Case Study 2: hypothyroidism

a 51 year-old Black male presented with normal blood pressure and moderate dental anxiety. He has hypothyroidism after undergoing thyroidectomy and takes levothyroxine for this condition every day as prescribed. This patient also takes OTC iron supplements for deficiency. This patient has poor oral hygiene which consists of brushing 1x a day, no flossing or rising, but he is motivated to change that.

Upon extra and intra oral evaluation, the patient presented with fixed nodules on the left side of the cervical region which he is aware of and has gotten evaluated. An FMX radiograph was exposed to examine bone loss, caries and other PA pathologies that may be visible on the radiographs. Patient presented with generalized horizontal bone loss (>15%) especially in the areas in which he had the most plaque and calculus build-up (mandibular anteriors-L and max molars-B) which are the most common areas due to salivary gland secretions.

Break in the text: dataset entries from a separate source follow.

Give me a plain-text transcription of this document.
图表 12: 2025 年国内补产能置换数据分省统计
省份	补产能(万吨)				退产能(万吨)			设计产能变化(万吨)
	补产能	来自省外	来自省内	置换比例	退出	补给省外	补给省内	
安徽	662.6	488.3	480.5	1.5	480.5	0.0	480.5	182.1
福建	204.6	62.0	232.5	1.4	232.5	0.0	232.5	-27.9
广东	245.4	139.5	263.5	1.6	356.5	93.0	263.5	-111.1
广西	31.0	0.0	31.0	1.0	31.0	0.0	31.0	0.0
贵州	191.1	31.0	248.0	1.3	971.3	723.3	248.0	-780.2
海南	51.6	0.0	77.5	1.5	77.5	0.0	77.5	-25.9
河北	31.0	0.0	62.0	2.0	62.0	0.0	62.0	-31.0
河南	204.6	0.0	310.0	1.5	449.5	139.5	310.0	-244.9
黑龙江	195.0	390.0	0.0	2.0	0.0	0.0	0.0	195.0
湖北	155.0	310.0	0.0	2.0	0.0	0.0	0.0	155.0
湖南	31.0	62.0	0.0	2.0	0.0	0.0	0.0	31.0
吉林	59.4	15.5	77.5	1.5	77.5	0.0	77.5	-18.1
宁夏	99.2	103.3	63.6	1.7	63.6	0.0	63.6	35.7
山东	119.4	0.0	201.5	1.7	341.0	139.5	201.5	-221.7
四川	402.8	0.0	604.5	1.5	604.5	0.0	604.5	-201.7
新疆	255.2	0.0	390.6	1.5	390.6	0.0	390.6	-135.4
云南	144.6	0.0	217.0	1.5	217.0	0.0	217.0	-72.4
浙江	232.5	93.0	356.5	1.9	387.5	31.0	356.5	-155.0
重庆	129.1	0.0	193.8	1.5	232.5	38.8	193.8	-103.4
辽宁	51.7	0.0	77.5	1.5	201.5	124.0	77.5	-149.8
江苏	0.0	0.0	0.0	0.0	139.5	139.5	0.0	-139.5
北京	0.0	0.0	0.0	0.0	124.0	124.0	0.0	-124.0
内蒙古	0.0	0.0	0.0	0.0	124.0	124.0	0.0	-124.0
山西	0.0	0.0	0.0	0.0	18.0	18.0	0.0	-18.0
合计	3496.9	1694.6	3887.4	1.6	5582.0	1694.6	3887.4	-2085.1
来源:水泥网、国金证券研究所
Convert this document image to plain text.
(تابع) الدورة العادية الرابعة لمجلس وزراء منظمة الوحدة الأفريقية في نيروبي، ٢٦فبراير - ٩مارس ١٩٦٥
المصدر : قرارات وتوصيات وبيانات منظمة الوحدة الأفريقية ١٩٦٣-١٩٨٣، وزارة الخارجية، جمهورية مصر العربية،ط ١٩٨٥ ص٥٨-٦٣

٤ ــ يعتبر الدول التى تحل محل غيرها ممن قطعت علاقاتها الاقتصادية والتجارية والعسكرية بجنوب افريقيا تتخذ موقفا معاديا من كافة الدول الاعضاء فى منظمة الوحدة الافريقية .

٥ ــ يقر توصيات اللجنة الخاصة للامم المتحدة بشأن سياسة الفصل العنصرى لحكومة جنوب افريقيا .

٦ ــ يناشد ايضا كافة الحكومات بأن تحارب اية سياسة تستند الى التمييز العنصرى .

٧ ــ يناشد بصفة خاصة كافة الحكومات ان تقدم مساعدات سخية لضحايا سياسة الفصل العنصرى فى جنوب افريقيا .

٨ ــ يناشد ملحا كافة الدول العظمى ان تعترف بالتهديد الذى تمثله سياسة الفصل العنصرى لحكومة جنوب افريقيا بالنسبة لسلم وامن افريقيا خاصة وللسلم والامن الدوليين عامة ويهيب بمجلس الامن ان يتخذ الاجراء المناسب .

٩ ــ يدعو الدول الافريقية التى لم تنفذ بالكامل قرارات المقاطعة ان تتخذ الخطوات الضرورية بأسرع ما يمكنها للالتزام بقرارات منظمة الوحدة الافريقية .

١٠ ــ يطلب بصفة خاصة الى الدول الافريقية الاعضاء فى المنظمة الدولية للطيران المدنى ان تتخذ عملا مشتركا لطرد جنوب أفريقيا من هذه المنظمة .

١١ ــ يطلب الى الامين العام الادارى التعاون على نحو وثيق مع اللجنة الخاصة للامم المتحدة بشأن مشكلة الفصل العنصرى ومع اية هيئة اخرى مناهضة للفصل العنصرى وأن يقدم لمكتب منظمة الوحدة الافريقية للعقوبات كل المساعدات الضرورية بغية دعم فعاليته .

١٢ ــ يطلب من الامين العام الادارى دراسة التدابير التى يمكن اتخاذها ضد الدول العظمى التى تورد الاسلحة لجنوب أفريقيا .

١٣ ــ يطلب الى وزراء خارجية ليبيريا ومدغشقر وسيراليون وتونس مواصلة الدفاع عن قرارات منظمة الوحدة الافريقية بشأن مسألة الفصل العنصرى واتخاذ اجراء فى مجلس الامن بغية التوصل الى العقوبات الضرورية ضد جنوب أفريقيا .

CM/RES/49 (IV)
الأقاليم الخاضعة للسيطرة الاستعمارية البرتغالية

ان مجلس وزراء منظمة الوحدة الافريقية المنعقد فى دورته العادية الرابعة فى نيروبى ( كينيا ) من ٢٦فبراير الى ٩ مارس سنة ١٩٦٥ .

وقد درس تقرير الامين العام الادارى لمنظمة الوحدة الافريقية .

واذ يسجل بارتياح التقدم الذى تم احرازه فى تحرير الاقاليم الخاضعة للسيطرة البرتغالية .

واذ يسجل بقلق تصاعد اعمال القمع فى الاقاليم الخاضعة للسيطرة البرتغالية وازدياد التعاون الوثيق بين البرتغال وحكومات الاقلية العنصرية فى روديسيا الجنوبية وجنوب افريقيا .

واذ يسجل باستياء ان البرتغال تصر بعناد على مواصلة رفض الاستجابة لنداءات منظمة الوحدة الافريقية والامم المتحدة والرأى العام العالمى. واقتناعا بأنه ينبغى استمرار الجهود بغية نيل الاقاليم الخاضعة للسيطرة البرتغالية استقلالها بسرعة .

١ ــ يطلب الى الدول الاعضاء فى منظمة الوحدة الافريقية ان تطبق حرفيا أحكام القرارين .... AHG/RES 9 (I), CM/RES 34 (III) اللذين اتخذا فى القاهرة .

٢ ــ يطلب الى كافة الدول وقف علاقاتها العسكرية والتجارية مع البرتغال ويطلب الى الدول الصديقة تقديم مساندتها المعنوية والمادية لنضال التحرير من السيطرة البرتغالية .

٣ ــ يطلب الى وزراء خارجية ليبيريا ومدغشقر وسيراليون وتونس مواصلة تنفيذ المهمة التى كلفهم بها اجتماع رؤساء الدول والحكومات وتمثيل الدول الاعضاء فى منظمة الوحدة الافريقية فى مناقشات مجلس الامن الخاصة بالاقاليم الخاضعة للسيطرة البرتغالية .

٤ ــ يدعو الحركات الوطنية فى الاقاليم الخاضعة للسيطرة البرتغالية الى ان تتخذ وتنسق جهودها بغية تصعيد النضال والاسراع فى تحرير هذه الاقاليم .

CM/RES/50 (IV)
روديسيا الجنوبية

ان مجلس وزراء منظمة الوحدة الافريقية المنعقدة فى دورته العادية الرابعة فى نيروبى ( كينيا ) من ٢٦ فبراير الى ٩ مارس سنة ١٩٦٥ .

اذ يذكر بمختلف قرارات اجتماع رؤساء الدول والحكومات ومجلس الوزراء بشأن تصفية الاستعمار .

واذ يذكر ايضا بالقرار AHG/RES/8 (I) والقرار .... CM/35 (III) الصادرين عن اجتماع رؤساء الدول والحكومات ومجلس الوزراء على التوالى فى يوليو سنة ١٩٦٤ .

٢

Visit #1: During the first visit the main focus was patient education and creating an appropriate home care plan for the patient. I recommended an electric toothbrush for plaque control and an antiseptic mouth-wash. Patient said he also wanted to include a manual toothbrush in his routine, so I taught him the modified Bass technique, and demonstrated how to use an electric toothbrush on the typodont. I emphasized cleaning thoroughly cleaning around tooth #3 which presents with infraversion and can accumulate more biofilm. has During this visit scaling and root planing was done on Q1 and Q4 to completion.

Visit #2: During this visit, home care was reviewed, Plaque accumulation decreased and patient brought in his own electric toothbrush and demonstrated he has been using it correctly. During this visit, flossing was introduced and the patient was able to demonstrate the technique correctly. The previously treated are (Q1 and Q4) showed appropriate healing since the gums were less inflamed and more resilient than during his first visit. There was residual and new-formed calculus in the areas previously scaled. After assessing the patient and discussing the findings Q2 and Q3 were scaled to completion. Arestin was placed in Q1 and Q4 after reprobing and seeing no improvements in the pockets after scaling and root planing.

Visit #3: During this visit, the sites in which Arestin was placed were checked, 3 of the 4 pocket depths decreased by 1-2mm, while one site remained the same depth after the treatment. Patient was getting better at removing plaque daily, since build-up was not as apparent as in previous visits. Patient left very satisfied after the last visit.